A tidal bore is a wall of water about a metre high travelling rapidly upstream as the tide floods in. It occurs where the tidal range is large and the estuary is funnel-shaped (see previous post on this blog). The nearest river to Ireland where bores can be regularly seen is the Severn, where favourable conditions for these hydraulic jumps occur a few times each year.
But you do not have to leave home to observe hydraulic jumps. They can be seen in the kitchen sink. When the water from the tap hits the sink pan, it flows radially and rapidly outwards in a thin layer until it slows to a critical speed where a circular hydraulic jump, the sink bore, forms. Although simple to observe, these sink bores are difficult to analyse.
The Froude Number
The critical speed is determined by a quantity called the Froude number. The Froude number Fr is a ratio of speeds,
Fr = (Characteristic flow speed) / (Gravitational wave speed)
where values in the shallow inner layer are used for the flow speed V and the depth H, which determines the wave speed c = √(gH). A hydraulic jump occurs where the Froude number equals 1.

Sink bore formed with viscous oil. Note the “Mach cone” generated by the needle in the supercritical region (image from Jannes et al.).

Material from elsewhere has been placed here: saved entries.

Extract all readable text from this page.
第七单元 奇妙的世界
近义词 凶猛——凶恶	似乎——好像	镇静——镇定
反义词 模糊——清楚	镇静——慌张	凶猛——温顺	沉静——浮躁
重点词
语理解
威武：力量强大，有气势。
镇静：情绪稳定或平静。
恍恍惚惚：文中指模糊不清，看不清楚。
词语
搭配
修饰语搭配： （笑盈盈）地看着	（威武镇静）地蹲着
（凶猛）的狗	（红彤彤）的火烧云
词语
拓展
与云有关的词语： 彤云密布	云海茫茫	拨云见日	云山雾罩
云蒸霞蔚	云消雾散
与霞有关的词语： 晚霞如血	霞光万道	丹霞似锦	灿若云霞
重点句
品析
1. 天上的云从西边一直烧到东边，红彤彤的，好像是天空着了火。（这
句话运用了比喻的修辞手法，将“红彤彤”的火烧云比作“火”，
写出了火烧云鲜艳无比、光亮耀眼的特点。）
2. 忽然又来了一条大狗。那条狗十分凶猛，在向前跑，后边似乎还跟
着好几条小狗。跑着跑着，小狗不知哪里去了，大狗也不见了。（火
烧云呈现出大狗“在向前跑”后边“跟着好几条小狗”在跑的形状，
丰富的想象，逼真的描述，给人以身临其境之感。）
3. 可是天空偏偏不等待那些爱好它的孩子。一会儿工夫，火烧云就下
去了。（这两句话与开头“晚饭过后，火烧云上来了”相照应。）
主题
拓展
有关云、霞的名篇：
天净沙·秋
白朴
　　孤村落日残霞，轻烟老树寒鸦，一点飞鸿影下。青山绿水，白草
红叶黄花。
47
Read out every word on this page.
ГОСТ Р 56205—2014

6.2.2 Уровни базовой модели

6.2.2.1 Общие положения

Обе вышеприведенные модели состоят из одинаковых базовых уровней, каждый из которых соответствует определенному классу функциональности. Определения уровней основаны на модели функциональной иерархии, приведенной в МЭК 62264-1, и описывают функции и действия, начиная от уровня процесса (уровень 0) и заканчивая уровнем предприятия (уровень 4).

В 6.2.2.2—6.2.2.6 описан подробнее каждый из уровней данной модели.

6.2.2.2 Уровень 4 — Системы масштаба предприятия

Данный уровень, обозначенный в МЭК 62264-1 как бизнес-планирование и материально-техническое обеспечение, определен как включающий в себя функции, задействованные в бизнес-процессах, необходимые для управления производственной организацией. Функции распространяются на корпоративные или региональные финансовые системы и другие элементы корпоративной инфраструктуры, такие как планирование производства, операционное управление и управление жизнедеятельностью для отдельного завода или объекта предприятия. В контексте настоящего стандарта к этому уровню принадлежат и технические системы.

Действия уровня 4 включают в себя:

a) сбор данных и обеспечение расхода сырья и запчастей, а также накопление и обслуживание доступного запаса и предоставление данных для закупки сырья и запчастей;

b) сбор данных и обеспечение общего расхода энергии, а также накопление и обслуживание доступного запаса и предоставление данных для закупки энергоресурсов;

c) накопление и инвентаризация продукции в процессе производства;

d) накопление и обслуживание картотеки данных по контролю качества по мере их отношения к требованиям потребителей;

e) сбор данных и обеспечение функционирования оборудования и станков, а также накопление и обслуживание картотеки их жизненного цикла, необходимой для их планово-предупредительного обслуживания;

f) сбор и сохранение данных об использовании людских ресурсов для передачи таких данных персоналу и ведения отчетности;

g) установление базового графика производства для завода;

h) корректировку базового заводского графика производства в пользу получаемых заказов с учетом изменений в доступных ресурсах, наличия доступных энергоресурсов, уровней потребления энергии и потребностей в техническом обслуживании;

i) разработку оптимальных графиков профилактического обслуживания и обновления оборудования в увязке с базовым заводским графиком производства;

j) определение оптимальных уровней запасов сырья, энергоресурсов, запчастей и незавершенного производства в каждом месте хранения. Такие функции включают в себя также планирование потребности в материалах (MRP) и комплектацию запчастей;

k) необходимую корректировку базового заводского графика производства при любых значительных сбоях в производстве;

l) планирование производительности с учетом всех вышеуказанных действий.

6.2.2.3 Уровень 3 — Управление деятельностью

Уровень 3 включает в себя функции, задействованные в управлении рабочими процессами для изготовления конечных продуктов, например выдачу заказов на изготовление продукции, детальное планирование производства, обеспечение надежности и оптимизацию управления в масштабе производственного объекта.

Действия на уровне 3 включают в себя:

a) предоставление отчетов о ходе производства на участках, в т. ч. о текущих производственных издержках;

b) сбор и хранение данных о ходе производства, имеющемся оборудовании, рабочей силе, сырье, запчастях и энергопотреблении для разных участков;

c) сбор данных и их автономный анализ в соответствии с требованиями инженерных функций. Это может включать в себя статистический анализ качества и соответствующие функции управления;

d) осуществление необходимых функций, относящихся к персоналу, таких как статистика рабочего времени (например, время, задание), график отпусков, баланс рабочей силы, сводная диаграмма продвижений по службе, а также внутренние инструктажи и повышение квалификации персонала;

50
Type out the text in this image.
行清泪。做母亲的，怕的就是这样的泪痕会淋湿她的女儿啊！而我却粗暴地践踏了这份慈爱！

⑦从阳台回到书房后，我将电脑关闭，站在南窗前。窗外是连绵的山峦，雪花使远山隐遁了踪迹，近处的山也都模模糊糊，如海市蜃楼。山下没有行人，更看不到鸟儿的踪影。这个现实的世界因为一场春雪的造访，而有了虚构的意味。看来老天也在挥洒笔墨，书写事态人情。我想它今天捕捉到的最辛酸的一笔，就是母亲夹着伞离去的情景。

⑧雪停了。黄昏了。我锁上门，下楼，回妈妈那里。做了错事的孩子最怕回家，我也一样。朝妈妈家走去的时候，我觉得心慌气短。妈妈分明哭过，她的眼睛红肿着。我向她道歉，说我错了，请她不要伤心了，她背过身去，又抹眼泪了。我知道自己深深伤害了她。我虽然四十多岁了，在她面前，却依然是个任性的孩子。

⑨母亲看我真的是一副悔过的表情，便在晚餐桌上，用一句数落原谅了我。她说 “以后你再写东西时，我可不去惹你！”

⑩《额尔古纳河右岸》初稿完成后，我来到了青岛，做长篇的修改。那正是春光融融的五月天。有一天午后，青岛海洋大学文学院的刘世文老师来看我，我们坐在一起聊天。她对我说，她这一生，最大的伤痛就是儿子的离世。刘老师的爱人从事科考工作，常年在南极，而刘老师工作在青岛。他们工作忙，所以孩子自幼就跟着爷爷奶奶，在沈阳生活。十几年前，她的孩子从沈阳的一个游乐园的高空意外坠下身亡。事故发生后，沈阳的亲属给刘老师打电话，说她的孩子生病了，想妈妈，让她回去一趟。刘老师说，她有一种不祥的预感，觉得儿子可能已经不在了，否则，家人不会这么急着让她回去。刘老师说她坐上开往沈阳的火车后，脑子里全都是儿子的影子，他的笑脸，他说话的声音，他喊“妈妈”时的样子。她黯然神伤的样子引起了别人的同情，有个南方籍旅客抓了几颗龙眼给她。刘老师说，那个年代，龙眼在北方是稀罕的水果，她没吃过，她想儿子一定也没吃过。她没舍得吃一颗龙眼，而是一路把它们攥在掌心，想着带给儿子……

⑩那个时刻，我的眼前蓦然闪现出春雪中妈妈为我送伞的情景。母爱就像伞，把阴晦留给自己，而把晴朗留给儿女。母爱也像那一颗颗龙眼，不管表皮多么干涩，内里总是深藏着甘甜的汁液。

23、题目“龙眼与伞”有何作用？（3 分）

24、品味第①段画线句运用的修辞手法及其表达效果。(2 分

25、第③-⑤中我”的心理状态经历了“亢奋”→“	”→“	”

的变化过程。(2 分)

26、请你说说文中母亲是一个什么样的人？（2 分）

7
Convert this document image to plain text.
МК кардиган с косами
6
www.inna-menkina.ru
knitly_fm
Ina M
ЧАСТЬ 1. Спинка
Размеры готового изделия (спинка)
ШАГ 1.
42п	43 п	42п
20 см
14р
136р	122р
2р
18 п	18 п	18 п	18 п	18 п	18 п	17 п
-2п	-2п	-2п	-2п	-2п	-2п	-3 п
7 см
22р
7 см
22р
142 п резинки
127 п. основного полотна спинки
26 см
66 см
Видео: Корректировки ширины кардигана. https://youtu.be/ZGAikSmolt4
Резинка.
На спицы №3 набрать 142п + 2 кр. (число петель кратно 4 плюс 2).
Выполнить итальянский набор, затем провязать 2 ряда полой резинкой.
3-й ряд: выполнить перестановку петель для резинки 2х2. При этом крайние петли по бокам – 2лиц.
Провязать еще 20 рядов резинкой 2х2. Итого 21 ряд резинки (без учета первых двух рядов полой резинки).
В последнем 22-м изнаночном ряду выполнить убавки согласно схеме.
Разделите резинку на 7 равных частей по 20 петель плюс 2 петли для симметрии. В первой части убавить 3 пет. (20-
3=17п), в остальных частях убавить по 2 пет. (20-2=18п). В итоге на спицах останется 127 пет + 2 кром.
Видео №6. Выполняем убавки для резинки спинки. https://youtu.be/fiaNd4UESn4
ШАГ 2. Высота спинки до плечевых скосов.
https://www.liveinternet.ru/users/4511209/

The condition Fr > 1 is called supercritical flow. In the inner region the flow is rapid and the water is shallow so the wave speed is small, making the Froude number large. Outside the jump there is deeper water and the flow speed is less, so we have Fr < 1, a condition called subcritical flow. Thus there is a transition from supercritical to subcritical flow across the jump.
At the critical radius where Fr = 1, a circular lip appears and the depth may increase by an order of magnitude. The jump is normally stationary but by turning the tap up or down you can change the radius of this sink bore.
White Holes
The sink bore is effectively a white hole. Recall that in a black hole the gravitational attraction is so intense that light waves cannot escape, or pass out of the hole. A white hole has the opposite property: waves cannot enter the region within the jump.
The flow in the sink bore decelerates across the jump from supercritical (Fr > 1) to subcritical (Fr < 1). In the supercritical inner region the flow speed is greater than the wave speed, V > c. This means that surface waves are swept along by the flow and cannot propagate against it. They can propagate outwards but not inwards. Consequently, waves outside the hole cannot penetrate the inner region. They are trapped outside, just as light is trapped inside a black hole.
A supersonic aircraft generates a cone-shaped disturbance with apex angle 2θ such that sin θ = 1/Ma where Ma is the Mach number, the ratio of aircraft speed to the speed of sound. In cross-section we see a wake behind the aircraft, with angle 2θ. A similar triangular region can easily be formed in the sink: put your finger, or a needle, into the inner disk of water and a V-shaped disturbance forms. This is like the Mach cone (now the Froude number Fr plays the role of the Mach number Ma) and the angle can be varied by moving the needle inward or outward.
The analogy between the sink bore and and white holes or gravitational fountains is explored by Jannis at al (2011) at the Universite de Nice. They found that the angle θ tends to π/2 as Fr decreases to its critical value 1, confirming that the jump is a white hole horizon. The figure above (from Jannes et al.) shows the circular jump and the V-shaped disturbance for an experiment using viscous oil.
Sources
Jannes, G., R. Piquet, P. Maïssa, C. Mathis, and G. Rousseaux, 2011: Experimental demonstration of the supersonic-subsonic bifurcation in the circular jump: A hydrodynamic white hole. Phys. Rev. E 83, 056312.